People have asked me, “But, didn’t you miss the bonding breastfeeding provides?” After I take a few deep breaths and convince myself not to punch them in the throat, I explain that bottle-feeding can be just as bonding as breastfeeding. I’ve done both: I know that I can snuggle, kiss, and gaze at my baby if there’s a boob OR a bottle in his mouth. (I can also watch “Grey’s Anatomy” either way, and I did that sometimes, too.) And guess what? If I want the ever-important “skin-to-skin contact” that breastfeeding provides babies and mothers? I can take my shirt off and rock that bottle with the twins hanging free and loose. Been there, done that (lucky for everyone, only in the privacy of my own home).
What can I say? I guess it's all the formula we fed him.

New mothers choose formula for a host of different reasons. Some, like me, can’t breastfeed. Some have to go back to work and can’t fit pumping in to their schedules. Some find breastfeeding painful or uncomfortable. Some need more than 3-4 hours of sleep in a row. Some just plain don’t like it. But guess what? None of that matters. We should support mothers who FEED THEIR BABIES, which, as it turns out, is pretty much all mothers.

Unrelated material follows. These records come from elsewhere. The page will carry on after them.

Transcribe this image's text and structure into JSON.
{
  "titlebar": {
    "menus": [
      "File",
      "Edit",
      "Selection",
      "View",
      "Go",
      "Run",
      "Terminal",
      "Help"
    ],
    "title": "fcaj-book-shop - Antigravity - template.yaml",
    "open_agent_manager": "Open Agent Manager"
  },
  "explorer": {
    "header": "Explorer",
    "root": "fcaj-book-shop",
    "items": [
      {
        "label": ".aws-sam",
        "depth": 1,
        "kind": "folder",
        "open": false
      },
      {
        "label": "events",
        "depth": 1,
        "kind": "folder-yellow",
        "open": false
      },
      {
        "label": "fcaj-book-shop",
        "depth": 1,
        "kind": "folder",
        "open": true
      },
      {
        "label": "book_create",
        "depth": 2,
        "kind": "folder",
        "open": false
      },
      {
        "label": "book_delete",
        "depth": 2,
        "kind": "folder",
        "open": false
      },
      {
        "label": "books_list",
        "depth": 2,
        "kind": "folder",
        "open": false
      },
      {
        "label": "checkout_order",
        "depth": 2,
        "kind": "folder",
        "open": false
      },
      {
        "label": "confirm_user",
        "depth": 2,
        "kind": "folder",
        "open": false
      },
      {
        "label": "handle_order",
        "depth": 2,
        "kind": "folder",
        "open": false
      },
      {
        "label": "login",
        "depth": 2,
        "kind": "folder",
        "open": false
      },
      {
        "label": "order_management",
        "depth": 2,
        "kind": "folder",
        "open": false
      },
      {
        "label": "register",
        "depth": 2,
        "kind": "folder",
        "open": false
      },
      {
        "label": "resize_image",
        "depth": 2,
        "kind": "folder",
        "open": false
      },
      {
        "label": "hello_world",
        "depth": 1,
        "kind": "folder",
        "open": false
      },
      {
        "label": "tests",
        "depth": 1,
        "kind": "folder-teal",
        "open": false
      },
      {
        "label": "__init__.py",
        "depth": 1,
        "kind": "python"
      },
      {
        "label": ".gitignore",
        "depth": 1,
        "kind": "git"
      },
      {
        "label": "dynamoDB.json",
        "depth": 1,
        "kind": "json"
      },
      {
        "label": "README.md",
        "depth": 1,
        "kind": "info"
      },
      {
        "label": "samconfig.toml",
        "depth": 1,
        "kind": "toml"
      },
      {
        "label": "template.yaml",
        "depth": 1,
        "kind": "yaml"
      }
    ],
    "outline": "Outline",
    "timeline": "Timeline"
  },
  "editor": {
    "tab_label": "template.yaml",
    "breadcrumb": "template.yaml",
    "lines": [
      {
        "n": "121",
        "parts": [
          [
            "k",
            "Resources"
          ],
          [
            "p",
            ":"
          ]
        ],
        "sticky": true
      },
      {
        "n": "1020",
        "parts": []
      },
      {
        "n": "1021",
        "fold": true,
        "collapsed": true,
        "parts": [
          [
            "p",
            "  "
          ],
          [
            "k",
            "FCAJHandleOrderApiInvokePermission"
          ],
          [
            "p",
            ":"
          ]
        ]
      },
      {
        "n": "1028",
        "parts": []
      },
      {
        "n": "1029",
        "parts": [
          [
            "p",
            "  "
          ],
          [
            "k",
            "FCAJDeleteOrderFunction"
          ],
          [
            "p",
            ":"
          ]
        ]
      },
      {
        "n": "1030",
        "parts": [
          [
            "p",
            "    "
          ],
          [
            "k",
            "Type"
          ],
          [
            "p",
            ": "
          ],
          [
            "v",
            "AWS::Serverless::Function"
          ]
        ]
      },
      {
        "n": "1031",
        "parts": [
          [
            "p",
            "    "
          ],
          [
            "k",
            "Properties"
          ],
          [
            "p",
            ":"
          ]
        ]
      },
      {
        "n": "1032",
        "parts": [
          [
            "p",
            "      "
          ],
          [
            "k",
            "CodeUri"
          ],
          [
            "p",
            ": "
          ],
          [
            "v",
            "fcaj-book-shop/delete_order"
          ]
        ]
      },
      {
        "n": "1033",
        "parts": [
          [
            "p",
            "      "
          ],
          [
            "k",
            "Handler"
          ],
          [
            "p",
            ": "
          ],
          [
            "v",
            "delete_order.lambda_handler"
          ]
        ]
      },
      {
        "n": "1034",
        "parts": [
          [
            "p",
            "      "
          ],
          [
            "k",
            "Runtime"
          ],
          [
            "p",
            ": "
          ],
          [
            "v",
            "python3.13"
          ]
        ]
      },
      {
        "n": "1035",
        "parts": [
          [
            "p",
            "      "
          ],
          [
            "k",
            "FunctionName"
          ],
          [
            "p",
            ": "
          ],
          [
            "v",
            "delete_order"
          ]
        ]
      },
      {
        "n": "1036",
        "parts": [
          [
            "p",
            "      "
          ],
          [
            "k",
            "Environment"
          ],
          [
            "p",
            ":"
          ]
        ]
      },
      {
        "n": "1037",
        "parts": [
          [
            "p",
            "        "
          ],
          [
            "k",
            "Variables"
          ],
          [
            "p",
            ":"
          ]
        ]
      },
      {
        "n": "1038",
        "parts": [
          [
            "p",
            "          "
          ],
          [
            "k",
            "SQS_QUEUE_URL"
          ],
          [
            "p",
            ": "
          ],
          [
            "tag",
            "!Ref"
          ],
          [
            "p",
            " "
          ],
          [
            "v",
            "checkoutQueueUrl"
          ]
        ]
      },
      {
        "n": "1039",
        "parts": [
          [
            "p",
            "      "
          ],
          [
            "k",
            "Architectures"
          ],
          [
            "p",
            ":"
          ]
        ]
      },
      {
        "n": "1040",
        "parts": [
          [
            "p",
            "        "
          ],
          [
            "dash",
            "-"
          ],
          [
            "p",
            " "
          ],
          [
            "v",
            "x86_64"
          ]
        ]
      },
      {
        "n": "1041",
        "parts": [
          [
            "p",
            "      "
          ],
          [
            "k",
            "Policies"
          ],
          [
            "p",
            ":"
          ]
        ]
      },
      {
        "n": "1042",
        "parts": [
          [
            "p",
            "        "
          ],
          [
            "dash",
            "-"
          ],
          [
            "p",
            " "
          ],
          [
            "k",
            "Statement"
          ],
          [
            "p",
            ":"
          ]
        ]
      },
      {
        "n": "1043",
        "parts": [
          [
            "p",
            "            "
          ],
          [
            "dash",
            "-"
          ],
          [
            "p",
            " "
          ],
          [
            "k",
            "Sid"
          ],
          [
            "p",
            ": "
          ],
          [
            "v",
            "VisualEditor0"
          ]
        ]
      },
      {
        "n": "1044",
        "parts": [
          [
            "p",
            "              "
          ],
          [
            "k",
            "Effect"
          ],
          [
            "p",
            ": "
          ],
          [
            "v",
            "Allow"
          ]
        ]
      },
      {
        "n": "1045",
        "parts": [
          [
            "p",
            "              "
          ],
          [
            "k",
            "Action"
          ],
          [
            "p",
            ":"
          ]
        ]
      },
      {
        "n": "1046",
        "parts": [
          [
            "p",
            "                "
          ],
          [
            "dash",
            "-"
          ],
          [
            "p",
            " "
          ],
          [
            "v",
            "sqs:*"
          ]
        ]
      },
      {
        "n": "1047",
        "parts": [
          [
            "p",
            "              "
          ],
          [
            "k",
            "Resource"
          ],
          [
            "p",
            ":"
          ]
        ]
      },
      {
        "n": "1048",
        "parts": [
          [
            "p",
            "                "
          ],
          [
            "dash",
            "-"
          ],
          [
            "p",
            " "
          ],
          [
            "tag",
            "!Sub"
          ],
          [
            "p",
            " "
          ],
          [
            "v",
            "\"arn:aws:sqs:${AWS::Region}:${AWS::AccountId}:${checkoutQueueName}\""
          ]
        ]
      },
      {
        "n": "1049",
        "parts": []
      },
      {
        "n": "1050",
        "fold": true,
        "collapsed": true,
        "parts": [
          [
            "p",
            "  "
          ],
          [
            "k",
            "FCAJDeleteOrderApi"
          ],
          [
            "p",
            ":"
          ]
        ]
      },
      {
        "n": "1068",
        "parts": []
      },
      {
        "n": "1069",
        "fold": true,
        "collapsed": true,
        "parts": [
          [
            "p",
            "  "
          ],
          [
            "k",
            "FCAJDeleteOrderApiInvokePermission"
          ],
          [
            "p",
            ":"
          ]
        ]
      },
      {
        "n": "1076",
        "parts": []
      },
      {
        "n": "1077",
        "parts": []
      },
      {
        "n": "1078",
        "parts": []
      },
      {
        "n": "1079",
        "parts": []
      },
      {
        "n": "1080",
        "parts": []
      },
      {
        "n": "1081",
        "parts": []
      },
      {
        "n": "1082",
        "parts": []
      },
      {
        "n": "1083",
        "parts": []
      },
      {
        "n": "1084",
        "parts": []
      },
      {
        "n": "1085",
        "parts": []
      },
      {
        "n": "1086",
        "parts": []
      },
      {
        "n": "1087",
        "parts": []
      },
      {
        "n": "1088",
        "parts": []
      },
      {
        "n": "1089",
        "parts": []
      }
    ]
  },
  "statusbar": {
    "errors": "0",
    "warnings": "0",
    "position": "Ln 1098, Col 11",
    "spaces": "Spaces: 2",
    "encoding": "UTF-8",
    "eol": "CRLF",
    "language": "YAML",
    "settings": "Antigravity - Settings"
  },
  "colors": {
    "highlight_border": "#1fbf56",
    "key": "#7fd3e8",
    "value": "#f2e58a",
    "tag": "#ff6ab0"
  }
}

We need to stop shaming mothers for choosing formula over breast milk and focus on other things that actually have a major impact on babies’ lives. Let’s put our time and energy into educating parents about SIDS, for example. Babies DIE from SIDS. Or how about helping new parents learn about car seat safety? Babies in improperly installed car seats can DIE in an auto accident. DRINKING FORMULA DOES NOT KILL BABIES.

The thing is, I am all for supporting new moms who want to breastfeed. I am even all for encouraging reluctant moms to give it a try. I think new moms should have easy access to help and advice from experts who can make those first few weeks of breastfeeding, which are often the hardest, easier. I don’t think hospitals should send home formula samples unless parents ask for them, and I don’t think maternity ward nurses should feed babies formula without their parents’ consent. But I also think women should not be made to feel embarrassed or ashamed if they choose formula.

So, yes, I am pro-breastfeeding. But I am also pro-formula feeding. In fact, I like to say that I am PRO-FEEDING. Feed your babies. Feed them something that will allow them to grow and thrive, like breast milk or formula. And the next time you see a woman with a new baby at the pediatrician’s office, preschool drop-off, or, God help her, the grocery store, give her a smile. Tell her that her baby is beautiful. Tell her she is doing a great job. Because chances are good that she is feeding her baby…probably many times a day and at least once or twice at night. And THAT’S all that matters.